Let’s take a look at what happened to GM Korea. It recently decided to separate its research and development division from the company and turn it into a standalone entity. The labor union suspects the move is a harbinger of GM’s eventual pullout from Korea. The Detroit-based automaker actually exited from Australia, leaving just 300 R&D staff behind. State-lender Korea Development Bank (KDB), which has a 17 percent stake in GM Korea, is preparing to take legal steps to stop the move. The government stays put in fear of scaring GM away for good.
Actually, there are not many options left. As KDB Chairman Lee Dong-gull said, its deal with GM Korea should be deemed a “good deal” if the state lender is able to keep jobs for 15,000 GM Korea employees for 10 years with an 810 billion won ($750 million) bailout to enable the struggling company to stay afloat. It would be best for the state-run bank to fulfill its part in the agreement and deliver the money by the end of the year so that the American carmaker can keep its part. In April, the KDB agreed to chip in $750 million as part of a rescue package for the insolvent GM Korea in return for GM’s promise to stay in the country for the next 10 years.
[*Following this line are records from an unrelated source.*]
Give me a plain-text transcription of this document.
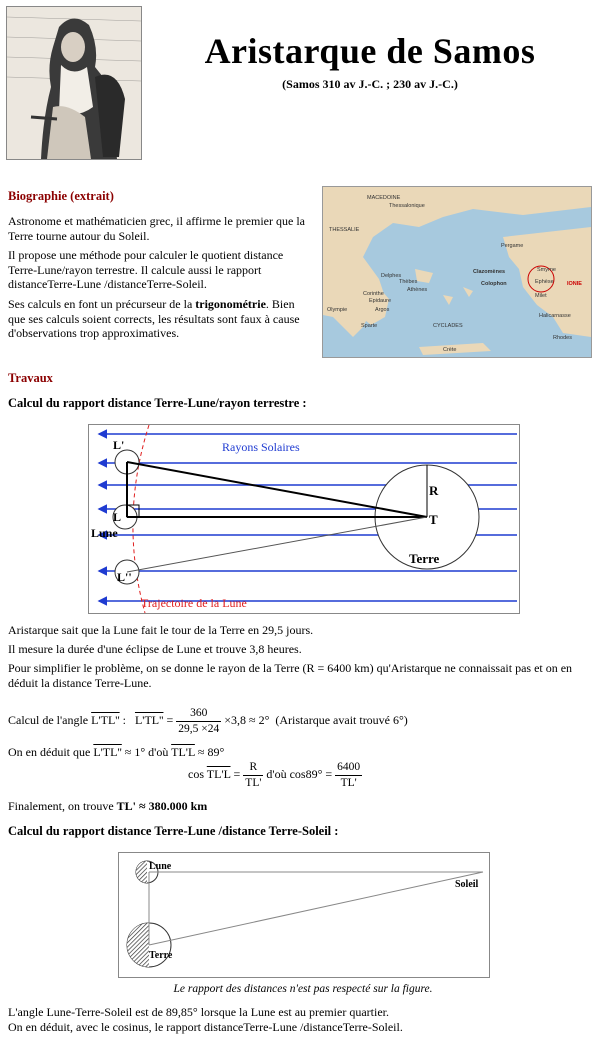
Aristarque de Samos
(Samos 310 av J.-C. ; 230 av J.-C.)
Biographie (extrait)
Astronome et mathématicien grec, il affirme le premier que la Terre tourne autour du Soleil.
Il propose une méthode pour calculer le quotient distance Terre-Lune/rayon terrestre. Il calcule aussi le rapport distanceTerre-Lune /distanceTerre-Soleil.
Ses calculs en font un précurseur de la trigonométrie. Bien que ses calculs soient corrects, les résultats sont faux à cause d'observations trop approximatives.
MACEDOINE
Thessalonique
THESSALIE
Pergame
Delphes
Thèbes
Athènes
Corinthe
Epidaure
Argos
Sparte
Olympie
CYCLADES
Clazomènes
Colophon
Smyrne
Ephèse
Milet
IONIE
Halicarnasse
Rhodes
Crète
Travaux
Calcul du rapport distance Terre-Lune/rayon terrestre :
Rayons Solaires
L'
L
Lune
L''
R
T
Terre
Trajectoire de la Lune
Aristarque sait que la Lune fait le tour de la Terre en 29,5 jours.
Il mesure la durée d'une éclipse de Lune et trouve 3,8 heures.
Pour simplifier le problème, on se donne le rayon de la Terre (R = 6400 km) qu'Aristarque ne connaissait pas et on en déduit la distance Terre-Lune.
Calcul de l'angle L'TL'' : $L'TL'' = \frac{360}{29,5 \times 24} \times 3,8 \approx 2^\circ$ (Aristarque avait trouvé 6°)
On en déduit que L'TL'' ≈ 1° d'où TL'L ≈ 89°
$\cos TL'L = \frac{R}{TL'}$ d'où $\cos 89^\circ = \frac{6400}{TL'}$
Finalement, on trouve TL' ≈ 380.000 km
Calcul du rapport distance Terre-Lune /distance Terre-Soleil :
Lune
Terre
Soleil
Le rapport des distances n'est pas respecté sur la figure.
L'angle Lune-Terre-Soleil est de 89,85° lorsque la Lune est au premier quartier.
On en déduit, avec le cosinus, le rapport distanceTerre-Lune /distanceTerre-Soleil.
But what will happen after 10 years? As fixed-line phones no longer exist in homes after mobile phones emerged, autonomous vehicles will certainly replace individually owned cars. Whether they are making electric or hydrogen fuel cell-powered cars, the entire Korean motor vehicle industry must change in the wake of the troubling evolution of GM Korea. It is time for Korea to become a hub for self-driving vehicles, which requires support from the government, unions and politicians. All the regulatory and vested powers of the mainstream should be surrendered. If we can pull this off, GM may beg to stay on in Korea after 10 years.
What about the car-sharing business our taxi industry vehemently opposes? No matter how many strikes taxi drivers launch, they cannot forestall the future. Ten years on, the taxi industry may cease to exist. The local taxi industry fended off Uber’s landing in Korea and also succeeded in toppling fledging domestic car-hailing services one by one. As many as 70,000 taxi drivers kept their cars at home and congregated in Gwanhwamun Square last week for a rally to oppose an independent car-sharing service recently launched by Kakao — the most widely used chat platform in Korea. Some are already betting Kakao also may be defeated.
In the introduction to the Korean edition of “Homo Deus,” Israeli historian Yuval Harai, the best-selling author of “Sapiens,” predicted that North Korea could probably become the first country in which all vehicles on roads are driverless. This is possible if the country opens up, as there is no mainstream car industry with vested interests. In the South, politicians who can hardly ignore the votes of 250,000 cab drivers will most likely pass any bills outlawing or restricting car-sharing services. There are three bills already on that theme pending in the National Assembly.
Korea remains the only country in which car-sharing is not allowed even as it has become a common means of getting around in most parts of the world. Once autonomous vehicles take charge of the roads after 10 years, Korea could become most vulnerable to foreign players like Uber and Grab since there is no home-grown hailing service in the country. It will be no use crying into our soju then. Before it is too late, the government, politicians and industries should work on finding ways for ride-sharing services and the taxi industry to co-exist. The regulations must come down first. Korea cannot usher in future mobility with its outdated rules from the days of smoke-belching factories.